Pdf automation for separating the usable page

I have pdf documents with more than 100 pages. Initially, I have Cover pages and at the end some unwanted pages, I want to use that in-between pages of pdf documents. Can you please help me how to get the usable pages separately from pdf document. suggest me the technical logics or step to follow up for complete the task efficiently.

Thanks in advance.

Manually how do you identify the these are required pages

if you don’t specify on what basis you want to bifurcate the pages from total it will be difficult to provide a logic

It will be helpful if you provide a sample pdf with expected output

Regards

Get the pdf page count using UiPath pdf activities. Then you can loop through the pages, read page, use regex or string manipulations to check if its a valid page, if the page is valid, split that page and save to a folder. Once iteration is completed, you will get the valid pages in a folder. Now read the folder (using directory.getfiles) and merge all the files using pdf activities.

I have a Key value for the required pages. Key value will be “LIFE TECHNOLOGIES”.This word is present in the top of every required pages.

then follow the above approach provided by @Anas-p-v

Regards

@Iswarya_P1

A little change to the approach mentioned by @Anas-p-v

Extract pdf supports multiple pges at same time…so no need to extract each page and then join again…

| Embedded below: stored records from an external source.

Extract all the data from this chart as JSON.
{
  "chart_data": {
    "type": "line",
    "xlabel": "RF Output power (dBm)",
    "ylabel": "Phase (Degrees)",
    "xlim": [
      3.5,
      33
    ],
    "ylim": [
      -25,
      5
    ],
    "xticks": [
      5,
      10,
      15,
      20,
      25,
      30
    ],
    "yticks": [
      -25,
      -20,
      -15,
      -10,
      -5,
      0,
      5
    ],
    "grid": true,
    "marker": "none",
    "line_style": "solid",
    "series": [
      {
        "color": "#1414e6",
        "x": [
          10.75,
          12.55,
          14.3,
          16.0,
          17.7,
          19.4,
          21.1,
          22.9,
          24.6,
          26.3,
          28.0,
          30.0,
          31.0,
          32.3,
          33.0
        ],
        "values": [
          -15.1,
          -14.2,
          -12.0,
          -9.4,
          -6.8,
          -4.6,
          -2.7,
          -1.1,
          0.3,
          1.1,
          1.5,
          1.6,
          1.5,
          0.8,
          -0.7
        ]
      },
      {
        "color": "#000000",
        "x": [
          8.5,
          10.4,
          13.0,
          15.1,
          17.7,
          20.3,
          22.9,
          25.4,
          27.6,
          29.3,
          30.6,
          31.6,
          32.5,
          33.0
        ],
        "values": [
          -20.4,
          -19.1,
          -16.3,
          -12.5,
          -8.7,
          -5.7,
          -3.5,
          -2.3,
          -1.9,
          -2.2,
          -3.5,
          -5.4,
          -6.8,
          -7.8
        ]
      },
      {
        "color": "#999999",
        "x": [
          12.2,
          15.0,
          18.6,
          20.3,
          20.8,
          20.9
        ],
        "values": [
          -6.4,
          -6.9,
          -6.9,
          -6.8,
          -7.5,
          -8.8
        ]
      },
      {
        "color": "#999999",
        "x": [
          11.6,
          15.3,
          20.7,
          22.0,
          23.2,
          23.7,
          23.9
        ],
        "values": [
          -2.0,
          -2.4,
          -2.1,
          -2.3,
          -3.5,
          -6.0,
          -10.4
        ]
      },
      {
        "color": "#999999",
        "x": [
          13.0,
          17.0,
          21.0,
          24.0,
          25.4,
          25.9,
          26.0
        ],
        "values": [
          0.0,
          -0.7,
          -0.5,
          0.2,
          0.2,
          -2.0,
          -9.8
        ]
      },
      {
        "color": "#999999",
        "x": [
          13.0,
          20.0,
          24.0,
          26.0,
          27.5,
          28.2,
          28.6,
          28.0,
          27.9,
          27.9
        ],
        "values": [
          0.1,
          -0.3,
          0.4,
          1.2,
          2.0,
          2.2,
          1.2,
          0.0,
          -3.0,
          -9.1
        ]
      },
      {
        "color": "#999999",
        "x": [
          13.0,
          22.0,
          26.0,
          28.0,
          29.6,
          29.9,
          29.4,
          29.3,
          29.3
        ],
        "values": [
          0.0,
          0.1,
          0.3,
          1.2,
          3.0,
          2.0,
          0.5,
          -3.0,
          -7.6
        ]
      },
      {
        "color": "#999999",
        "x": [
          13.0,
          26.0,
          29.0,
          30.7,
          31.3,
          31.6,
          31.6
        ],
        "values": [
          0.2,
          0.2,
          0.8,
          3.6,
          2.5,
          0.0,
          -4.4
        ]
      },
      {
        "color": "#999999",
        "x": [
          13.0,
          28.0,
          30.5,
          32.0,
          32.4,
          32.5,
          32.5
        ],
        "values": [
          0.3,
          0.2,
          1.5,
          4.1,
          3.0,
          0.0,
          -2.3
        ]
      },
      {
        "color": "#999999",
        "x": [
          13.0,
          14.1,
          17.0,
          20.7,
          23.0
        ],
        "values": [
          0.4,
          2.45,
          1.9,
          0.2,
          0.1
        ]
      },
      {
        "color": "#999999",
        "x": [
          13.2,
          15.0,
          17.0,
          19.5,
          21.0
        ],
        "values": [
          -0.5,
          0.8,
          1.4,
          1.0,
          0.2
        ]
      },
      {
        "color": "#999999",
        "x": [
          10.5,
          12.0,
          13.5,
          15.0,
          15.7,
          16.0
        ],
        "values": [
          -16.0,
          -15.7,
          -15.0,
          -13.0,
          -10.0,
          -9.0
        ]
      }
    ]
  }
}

Instead get all the page numbers needed and concatenate them with comma and pass it to extract pdf activity

Hope this helps

Cheers

can you give me the step by step activities usage guidance to complete.

@Iswarya_P1

Follow the steps

Initialieze a variable str of string type with string.Empty

  1. Get pdf page count and store in a variable
  2. Use for loop with Enumerable.Range(1,PageCount).ToArray and change type argument to integer
  3. Inside use use read pdf text and give the page number as currentitem…
  4. If condition with outputofpdfread.Contains(“TextTosearch”)
  5. On then side use str = If(str.Equals(string.Empty),"",",") + currentitem.ToString
  6. After the loop use extract pdf range and pass the str as range and it would extract all the required pages to one pdf

Cheers

I got an error in that str = If(str.Equals(string.Empty),“”,“,”) + currentitem.ToString assign acitivity. can you explain that line.

@Iswarya_P1

This like is to append page numbers with comma separation …for the first time we should not add comma …so check if string is empty then append page number …else append a comma and page number

Small change …I forgot to include this

If(str.Equals(string.Empty),"",str + ",") + currentitem.ToString

Cheers

@Iswarya_P1

Please check this…all of your workflow is working perfect…the only step you missed is initializing str

image

Happy Automation

BlankProcess30 (2).zip (1.5 MB)

cheers

Thank you for your support. @Anil_G

1 Like

@Iswarya_P1

Happy Automation

Cheers

For example, let’s assume that the pdf documents have 100 pages, the last 30 pages are strike out.(total Strike out pages may vary for each documents) In these case, How to identify the strike out pages in the pdf documents and get the remaining pages from the documents for pdf automation? @Anil_G

@Iswarya_P1

Please open a separate topic for this as this is not related to the current one…

This helps in segregating the issues one for one topic

You can close this is the current issue is resolved

It would be a good idea if you can attach a sample also in the new thread you create

cheers

This topic was automatically closed 3 days after the last reply. New replies are no longer allowed.